The issue is both political and legal in nature.
Considering the actions of the individuals acting on behalf of the state in previous years — both in terms of their inaction/action as well as their statements — yes, such fear and feelings of insecurity exist.
Politically, the public itself should assess the incapacity and/or lack of political will of the people elected by the same public to protect their rights and not grant them the right to rule the next time.
From a legal point of view, I do not rule out that the actions of individuals occupying public positions, who in such cases can and should resort to specific measures within the framework of their constitutional authority but do not for various reasons, may constitute a crime under the RA Criminal Code.
In this situation, occurring while the “peace treaty” is being discussed, should not one of the priority issues be the release of all prisoners and illegally held Armenians? Is there a precedent in international practice where, for example, a peace agreement is signed, but one country continues to keep the citizens of the other country as prisoners or hostages?
First of all, I think that a precondition for starting negotiations on such a treaty should be the release of prisoners and illegally detained persons, because it is impossible to negotiate with the very people who have committed and are committing international crimes on the question of what to do so that they stop that same ongoing international crime. It is analogous to negotiating with the Young Turks or Hitler to cede new land or something else — for example, dignity — in exchange for stopping the genocide. We have a very pertinent example from one of Tumanyan’s fairy tales, The End of The Evil: let’s give away one kitten so that the other is not eaten by the enemy.
Moreover, in international practice, peace treaties have not been negotiated or signed for more than half a century, because merely starting a war is already an international crime. Therefore, one of the parties to that treaty has committed a crime, from which the corresponding consequences must follow. All disputes should be resolved exclusively by peaceful, negotiated means. The use of force or the threat of force is a crime called “aggression.”
It is clear that the winning party will not recognize itself as a criminal and will impose all possible severe consequences on the losing party. Therefore, the vocabulary we use is also very important here, especially when it is used by a person whose actions are attributed to the state.

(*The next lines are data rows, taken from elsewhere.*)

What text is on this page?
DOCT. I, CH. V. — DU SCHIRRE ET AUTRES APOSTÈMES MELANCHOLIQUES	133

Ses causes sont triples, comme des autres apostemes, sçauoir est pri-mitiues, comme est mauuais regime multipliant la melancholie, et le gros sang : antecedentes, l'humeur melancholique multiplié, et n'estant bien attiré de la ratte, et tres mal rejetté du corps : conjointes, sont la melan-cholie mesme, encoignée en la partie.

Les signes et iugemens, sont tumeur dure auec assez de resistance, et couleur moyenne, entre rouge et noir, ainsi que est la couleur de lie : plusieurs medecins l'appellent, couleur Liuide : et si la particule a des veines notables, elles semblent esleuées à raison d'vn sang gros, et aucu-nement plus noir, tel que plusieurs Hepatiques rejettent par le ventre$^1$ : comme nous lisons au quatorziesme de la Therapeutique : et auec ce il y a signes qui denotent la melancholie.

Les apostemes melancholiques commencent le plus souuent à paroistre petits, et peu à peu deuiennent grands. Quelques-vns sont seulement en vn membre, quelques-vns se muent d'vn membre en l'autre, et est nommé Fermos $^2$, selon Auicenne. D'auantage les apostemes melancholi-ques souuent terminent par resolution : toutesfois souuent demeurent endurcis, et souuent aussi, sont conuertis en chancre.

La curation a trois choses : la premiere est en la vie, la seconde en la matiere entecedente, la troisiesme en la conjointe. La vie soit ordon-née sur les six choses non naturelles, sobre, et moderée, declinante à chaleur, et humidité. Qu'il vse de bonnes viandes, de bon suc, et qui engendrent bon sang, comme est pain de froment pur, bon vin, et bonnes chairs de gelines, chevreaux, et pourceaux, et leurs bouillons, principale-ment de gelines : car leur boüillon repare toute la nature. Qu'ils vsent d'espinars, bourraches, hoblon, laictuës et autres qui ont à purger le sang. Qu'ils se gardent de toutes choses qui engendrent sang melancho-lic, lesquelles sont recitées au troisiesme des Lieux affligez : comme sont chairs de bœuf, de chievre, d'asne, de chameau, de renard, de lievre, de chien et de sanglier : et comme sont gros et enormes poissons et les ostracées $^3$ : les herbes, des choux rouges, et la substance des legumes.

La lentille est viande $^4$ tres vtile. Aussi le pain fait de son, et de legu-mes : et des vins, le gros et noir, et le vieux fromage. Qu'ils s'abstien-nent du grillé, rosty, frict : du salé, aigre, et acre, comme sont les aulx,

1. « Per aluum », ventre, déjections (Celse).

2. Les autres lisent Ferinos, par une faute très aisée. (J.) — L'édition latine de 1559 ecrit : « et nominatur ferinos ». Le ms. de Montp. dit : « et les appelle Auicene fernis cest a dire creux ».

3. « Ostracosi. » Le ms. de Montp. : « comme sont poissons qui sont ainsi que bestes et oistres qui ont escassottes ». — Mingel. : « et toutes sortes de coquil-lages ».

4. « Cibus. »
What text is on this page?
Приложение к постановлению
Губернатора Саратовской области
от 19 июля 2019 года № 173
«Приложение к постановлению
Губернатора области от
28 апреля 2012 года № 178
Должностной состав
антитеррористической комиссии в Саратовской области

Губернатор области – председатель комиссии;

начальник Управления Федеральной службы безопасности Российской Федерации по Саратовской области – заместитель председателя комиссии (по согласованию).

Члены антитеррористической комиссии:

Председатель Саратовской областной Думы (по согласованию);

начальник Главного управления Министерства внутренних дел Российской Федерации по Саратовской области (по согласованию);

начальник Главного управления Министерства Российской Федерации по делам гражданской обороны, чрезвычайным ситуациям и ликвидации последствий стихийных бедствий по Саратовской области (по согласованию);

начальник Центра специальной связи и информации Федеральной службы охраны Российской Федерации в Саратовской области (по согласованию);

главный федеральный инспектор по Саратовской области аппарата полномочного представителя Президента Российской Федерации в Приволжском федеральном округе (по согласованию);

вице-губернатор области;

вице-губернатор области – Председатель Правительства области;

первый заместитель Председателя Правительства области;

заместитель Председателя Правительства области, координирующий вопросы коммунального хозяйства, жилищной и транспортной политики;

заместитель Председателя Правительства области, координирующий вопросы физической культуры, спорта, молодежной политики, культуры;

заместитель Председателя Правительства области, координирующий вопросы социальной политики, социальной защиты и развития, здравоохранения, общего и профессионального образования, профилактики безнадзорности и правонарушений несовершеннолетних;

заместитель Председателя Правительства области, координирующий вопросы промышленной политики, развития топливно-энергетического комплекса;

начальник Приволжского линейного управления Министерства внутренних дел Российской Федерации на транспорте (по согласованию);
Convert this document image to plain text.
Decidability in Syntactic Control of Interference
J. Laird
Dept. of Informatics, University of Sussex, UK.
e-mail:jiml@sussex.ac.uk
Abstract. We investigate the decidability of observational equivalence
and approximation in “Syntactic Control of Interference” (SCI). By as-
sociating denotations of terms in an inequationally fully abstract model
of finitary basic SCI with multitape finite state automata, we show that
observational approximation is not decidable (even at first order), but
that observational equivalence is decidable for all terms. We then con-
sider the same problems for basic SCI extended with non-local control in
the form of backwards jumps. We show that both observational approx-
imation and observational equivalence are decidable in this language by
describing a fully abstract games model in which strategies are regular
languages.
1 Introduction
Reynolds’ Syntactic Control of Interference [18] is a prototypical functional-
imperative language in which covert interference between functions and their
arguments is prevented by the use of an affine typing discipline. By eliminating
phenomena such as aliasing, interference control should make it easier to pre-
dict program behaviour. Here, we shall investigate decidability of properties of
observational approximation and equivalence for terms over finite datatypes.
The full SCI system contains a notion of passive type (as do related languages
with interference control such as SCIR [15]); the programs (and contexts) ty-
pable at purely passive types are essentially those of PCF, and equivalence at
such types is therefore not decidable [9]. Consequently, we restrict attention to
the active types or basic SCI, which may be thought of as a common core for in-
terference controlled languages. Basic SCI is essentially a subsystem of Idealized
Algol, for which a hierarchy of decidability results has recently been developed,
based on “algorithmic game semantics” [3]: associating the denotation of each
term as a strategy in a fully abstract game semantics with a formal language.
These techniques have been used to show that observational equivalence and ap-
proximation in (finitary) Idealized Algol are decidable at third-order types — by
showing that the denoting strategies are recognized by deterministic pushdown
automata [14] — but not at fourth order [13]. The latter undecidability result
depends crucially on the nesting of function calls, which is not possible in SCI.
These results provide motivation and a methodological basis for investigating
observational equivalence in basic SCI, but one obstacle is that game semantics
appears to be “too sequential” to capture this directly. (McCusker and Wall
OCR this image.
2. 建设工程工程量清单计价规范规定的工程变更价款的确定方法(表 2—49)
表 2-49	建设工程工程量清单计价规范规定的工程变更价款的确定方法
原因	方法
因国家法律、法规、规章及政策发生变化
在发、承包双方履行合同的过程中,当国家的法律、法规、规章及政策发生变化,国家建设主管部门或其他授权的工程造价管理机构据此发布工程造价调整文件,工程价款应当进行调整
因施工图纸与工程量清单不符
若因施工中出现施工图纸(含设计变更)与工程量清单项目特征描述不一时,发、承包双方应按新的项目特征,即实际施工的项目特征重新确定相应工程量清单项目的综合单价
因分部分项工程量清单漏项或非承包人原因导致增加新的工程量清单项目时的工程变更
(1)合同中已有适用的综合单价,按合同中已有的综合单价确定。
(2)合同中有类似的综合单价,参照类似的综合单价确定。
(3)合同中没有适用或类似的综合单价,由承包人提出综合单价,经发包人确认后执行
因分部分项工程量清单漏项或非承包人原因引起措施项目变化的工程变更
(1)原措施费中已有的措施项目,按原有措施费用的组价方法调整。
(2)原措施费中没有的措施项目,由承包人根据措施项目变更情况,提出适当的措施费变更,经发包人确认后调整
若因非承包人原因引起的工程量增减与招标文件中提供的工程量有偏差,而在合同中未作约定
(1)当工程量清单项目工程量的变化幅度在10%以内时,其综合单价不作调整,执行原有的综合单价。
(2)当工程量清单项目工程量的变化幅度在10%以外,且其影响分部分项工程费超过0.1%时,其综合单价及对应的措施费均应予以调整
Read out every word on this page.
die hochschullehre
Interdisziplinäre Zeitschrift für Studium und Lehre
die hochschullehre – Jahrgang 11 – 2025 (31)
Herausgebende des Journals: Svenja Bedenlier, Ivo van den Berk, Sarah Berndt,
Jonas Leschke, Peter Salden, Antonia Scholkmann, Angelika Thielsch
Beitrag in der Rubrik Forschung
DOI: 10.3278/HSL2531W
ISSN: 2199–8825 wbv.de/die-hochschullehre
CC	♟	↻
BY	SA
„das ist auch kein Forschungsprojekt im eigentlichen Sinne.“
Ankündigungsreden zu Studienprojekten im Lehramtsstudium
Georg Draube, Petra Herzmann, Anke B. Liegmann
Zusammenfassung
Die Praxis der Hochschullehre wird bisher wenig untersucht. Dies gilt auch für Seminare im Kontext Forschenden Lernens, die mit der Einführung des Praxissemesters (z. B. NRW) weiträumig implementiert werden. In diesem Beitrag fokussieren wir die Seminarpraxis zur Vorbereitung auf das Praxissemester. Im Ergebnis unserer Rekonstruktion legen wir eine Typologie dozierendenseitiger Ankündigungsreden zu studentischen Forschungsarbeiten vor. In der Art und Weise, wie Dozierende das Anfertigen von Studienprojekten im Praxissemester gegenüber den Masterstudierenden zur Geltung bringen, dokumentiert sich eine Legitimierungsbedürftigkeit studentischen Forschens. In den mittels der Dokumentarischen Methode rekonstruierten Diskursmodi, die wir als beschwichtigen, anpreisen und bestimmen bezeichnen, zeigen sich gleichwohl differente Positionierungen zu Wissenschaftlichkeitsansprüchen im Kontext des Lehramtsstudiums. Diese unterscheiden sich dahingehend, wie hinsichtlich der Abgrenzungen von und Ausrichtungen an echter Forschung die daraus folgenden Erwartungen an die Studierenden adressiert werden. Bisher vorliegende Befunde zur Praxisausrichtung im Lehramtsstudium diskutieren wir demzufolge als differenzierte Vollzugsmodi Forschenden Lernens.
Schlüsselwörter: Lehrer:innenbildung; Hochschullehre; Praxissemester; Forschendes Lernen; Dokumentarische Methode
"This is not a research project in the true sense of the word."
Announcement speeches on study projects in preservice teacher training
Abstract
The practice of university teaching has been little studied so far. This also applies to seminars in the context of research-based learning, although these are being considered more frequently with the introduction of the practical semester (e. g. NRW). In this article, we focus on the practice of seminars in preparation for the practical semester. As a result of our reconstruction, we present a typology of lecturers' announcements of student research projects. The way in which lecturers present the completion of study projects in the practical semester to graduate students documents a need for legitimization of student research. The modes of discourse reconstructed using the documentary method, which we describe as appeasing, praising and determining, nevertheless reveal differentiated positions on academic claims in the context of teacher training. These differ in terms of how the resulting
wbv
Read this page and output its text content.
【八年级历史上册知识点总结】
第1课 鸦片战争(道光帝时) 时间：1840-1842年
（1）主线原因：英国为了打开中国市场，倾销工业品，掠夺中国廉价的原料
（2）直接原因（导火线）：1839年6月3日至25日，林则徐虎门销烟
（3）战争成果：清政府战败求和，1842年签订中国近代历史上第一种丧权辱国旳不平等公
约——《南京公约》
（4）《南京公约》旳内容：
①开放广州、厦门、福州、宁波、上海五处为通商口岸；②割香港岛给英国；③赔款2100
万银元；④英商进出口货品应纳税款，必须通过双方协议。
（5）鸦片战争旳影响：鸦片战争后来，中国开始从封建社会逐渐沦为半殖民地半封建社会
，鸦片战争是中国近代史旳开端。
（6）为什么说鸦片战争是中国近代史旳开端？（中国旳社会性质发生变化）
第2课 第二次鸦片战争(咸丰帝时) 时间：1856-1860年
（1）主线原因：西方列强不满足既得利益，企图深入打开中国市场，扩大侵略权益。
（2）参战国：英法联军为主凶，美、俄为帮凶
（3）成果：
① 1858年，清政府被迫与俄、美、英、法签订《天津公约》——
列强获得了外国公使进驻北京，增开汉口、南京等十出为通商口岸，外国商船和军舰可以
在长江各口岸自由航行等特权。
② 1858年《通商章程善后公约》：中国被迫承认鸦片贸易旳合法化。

I think that we should not look for some precedents here to “justify” the actions of Azerbaijan. First, they don’t exist; and second, we should focus our policy in the direction of protecting our interests and rights, the logic of which should be to free RA citizens from illegal imprisonment in a neighboring state and to bring charges against the military-political leadership of that state for their international crimes.
Whatever happens, we must not give up our RIGHTS. Never.
Renunciation will lead to a point of no return.
This is neither a military nor a geopolitical problem. At the moment, it only requires legal and diplomatic work, which must be carried out regardless of the amount of military equipment and geopolitical arrangement, so that at some point, when the situation is arranged in our favor, we can seize the fruits of the legal instruments we have mobilized and achieve political results.